Der Gott der Geschenke

Weihnachten ist ein Kulturkampf, und Weihnachtsmann und Christkind stehen in der Arena. Dabei kommt es doch auf die Präsente an!

Typischerweise setzt der Culture Clash in einer Ehe beim ersten gemeinsamen Weihnachten ein. Allein die Frage des Baumschmucks ist ein Indikator für die Scheidungswahrscheinlichkeit, und bei der Backware können schon feinste Abweichungen zum mütterlichen Herd Zweifel auslösen (zumal bei Männern), ob man bei der Partnerwahl wirklich einen so guten Griff getan hat.

Gerade der religiöse Mensch liebt es, für sein Brauchtum zu kämpfen, meint der Satiriker Henning Venske (und fügt hinzu: „Aber er hasst es, nach dessen ursprünglichem Sinngehalt zu leben“). Weihnachten, indeed. Ich denke dabei etwa an den hiesigen Brauch, für das Christkind zu kämpfen und den Weihnachtsmann geradezu mit Knoblauch und Weihwasser auf Distanz zu halten.

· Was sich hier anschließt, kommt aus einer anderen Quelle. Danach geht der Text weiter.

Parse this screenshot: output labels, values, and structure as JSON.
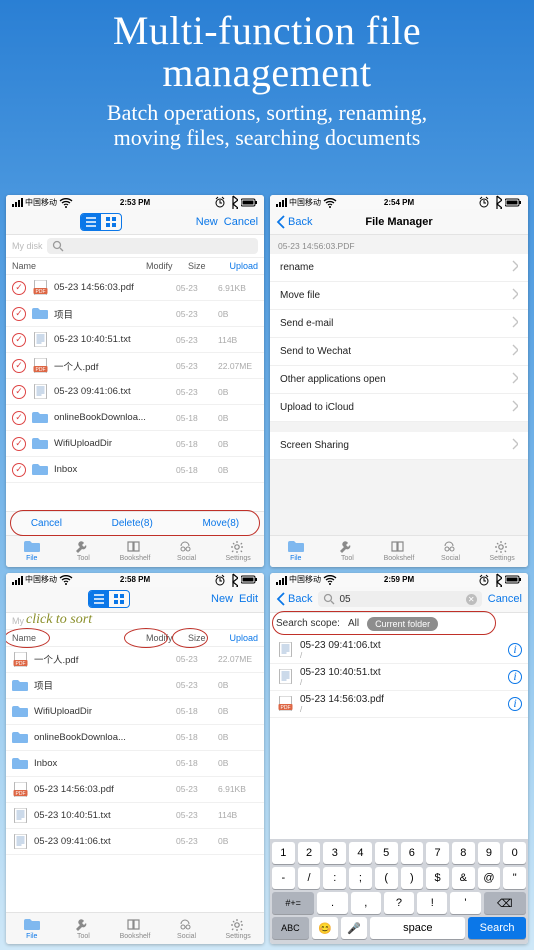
{
  "hero": {
    "title": "Multi-function file\nmanagement",
    "subtitle": "Batch operations, sorting, renaming,\nmoving files, searching documents"
  },
  "carrier": "中国移动",
  "panel1": {
    "time": "2:53 PM",
    "nav_new": "New",
    "nav_cancel": "Cancel",
    "disk": "My disk",
    "th_name": "Name",
    "th_modify": "Modify",
    "th_size": "Size",
    "th_upload": "Upload",
    "rows": [
      {
        "t": "pdf",
        "n": "05-23 14:56:03.pdf",
        "m": "05-23",
        "s": "6.91KB"
      },
      {
        "t": "folder",
        "n": "项目",
        "m": "05-23",
        "s": "0B"
      },
      {
        "t": "txt",
        "n": "05-23 10:40:51.txt",
        "m": "05-23",
        "s": "114B"
      },
      {
        "t": "pdf",
        "n": "一个人.pdf",
        "m": "05-23",
        "s": "22.07ME"
      },
      {
        "t": "txt",
        "n": "05-23 09:41:06.txt",
        "m": "05-23",
        "s": "0B"
      },
      {
        "t": "folder",
        "n": "onlineBookDownloa...",
        "m": "05-18",
        "s": "0B"
      },
      {
        "t": "folder",
        "n": "WifiUploadDir",
        "m": "05-18",
        "s": "0B"
      },
      {
        "t": "folder",
        "n": "Inbox",
        "m": "05-18",
        "s": "0B"
      }
    ],
    "cancel": "Cancel",
    "delete": "Delete(8)",
    "move": "Move(8)"
  },
  "panel2": {
    "time": "2:54 PM",
    "title": "File Manager",
    "back": "Back",
    "group": "05-23 14:56:03.PDF",
    "actions": [
      "rename",
      "Move file",
      "Send e-mail",
      "Send to Wechat",
      "Other applications open",
      "Upload to iCloud"
    ],
    "action_last": "Screen Sharing"
  },
  "panel3": {
    "time": "2:58 PM",
    "nav_new": "New",
    "nav_edit": "Edit",
    "disk": "My",
    "hint": "click to sort",
    "th_name": "Name",
    "th_modify": "Modify",
    "th_size": "Size",
    "th_upload": "Upload",
    "rows": [
      {
        "t": "pdf",
        "n": "一个人.pdf",
        "m": "05-23",
        "s": "22.07ME"
      },
      {
        "t": "folder",
        "n": "项目",
        "m": "05-23",
        "s": "0B"
      },
      {
        "t": "folder",
        "n": "WifiUploadDir",
        "m": "05-18",
        "s": "0B"
      },
      {
        "t": "folder",
        "n": "onlineBookDownloa...",
        "m": "05-18",
        "s": "0B"
      },
      {
        "t": "folder",
        "n": "Inbox",
        "m": "05-18",
        "s": "0B"
      },
      {
        "t": "pdf",
        "n": "05-23 14:56:03.pdf",
        "m": "05-23",
        "s": "6.91KB"
      },
      {
        "t": "txt",
        "n": "05-23 10:40:51.txt",
        "m": "05-23",
        "s": "114B"
      },
      {
        "t": "txt",
        "n": "05-23 09:41:06.txt",
        "m": "05-23",
        "s": "0B"
      }
    ]
  },
  "panel4": {
    "time": "2:59 PM",
    "back": "Back",
    "query": "05",
    "cancel": "Cancel",
    "scope_label": "Search scope:",
    "scope_all": "All",
    "scope_current": "Current folder",
    "results": [
      {
        "n": "05-23 09:41:06.txt",
        "sub": "/"
      },
      {
        "n": "05-23 10:40:51.txt",
        "sub": "/"
      },
      {
        "n": "05-23 14:56:03.pdf",
        "sub": "/"
      }
    ],
    "kbd": {
      "r1": [
        "1",
        "2",
        "3",
        "4",
        "5",
        "6",
        "7",
        "8",
        "9",
        "0"
      ],
      "r2": [
        "-",
        "/",
        ":",
        ";",
        "(",
        ")",
        "$",
        "&",
        "@",
        "\""
      ],
      "r3_shift": "#+=",
      "r3": [
        ".",
        ",",
        "?",
        "!",
        "'"
      ],
      "r3_del": "⌫",
      "r4_abc": "ABC",
      "r4_emoji": "😊",
      "r4_mic": "🎤",
      "r4_space": "space",
      "r4_search": "Search"
    }
  },
  "tabs": [
    "File",
    "Tool",
    "Bookshelf",
    "Social",
    "Settings"
  ]
}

Dem widmen sich auch dem „ursprünglichen Sinngehalt“ noch nahe Katholiken. Und das, wo doch der hl. Nikolaus früher in katholischen Ländern die Geschenke gebracht hat, bis Luther in Ablehnung der katholischen Heiligenverehrung das Christkind forciert hat. Dann hat sich aber im eher protestantischen Amerika der zum Weihnachtsmann verfettete Nikolaus durchgesetzt – dem sich jetzt hier die Katholiken entgegenstellen, um das lutherische Christkind zu verteidigen. Das nenne ich praktische Ökumene. Dabei ist das ja eher dem Chor der Engel als der Krippe entstammende Christkind längst genauso eine Brauchtumsfigur wie der Weihnachtsmann. Schon 1912 begegneten bei „Peterchens Mondfahrt“ die Protagonisten auf dem Mond dem Pfefferkuchenmann, dem Weihnachtsmann, dem Christkind und dem Osterhasen.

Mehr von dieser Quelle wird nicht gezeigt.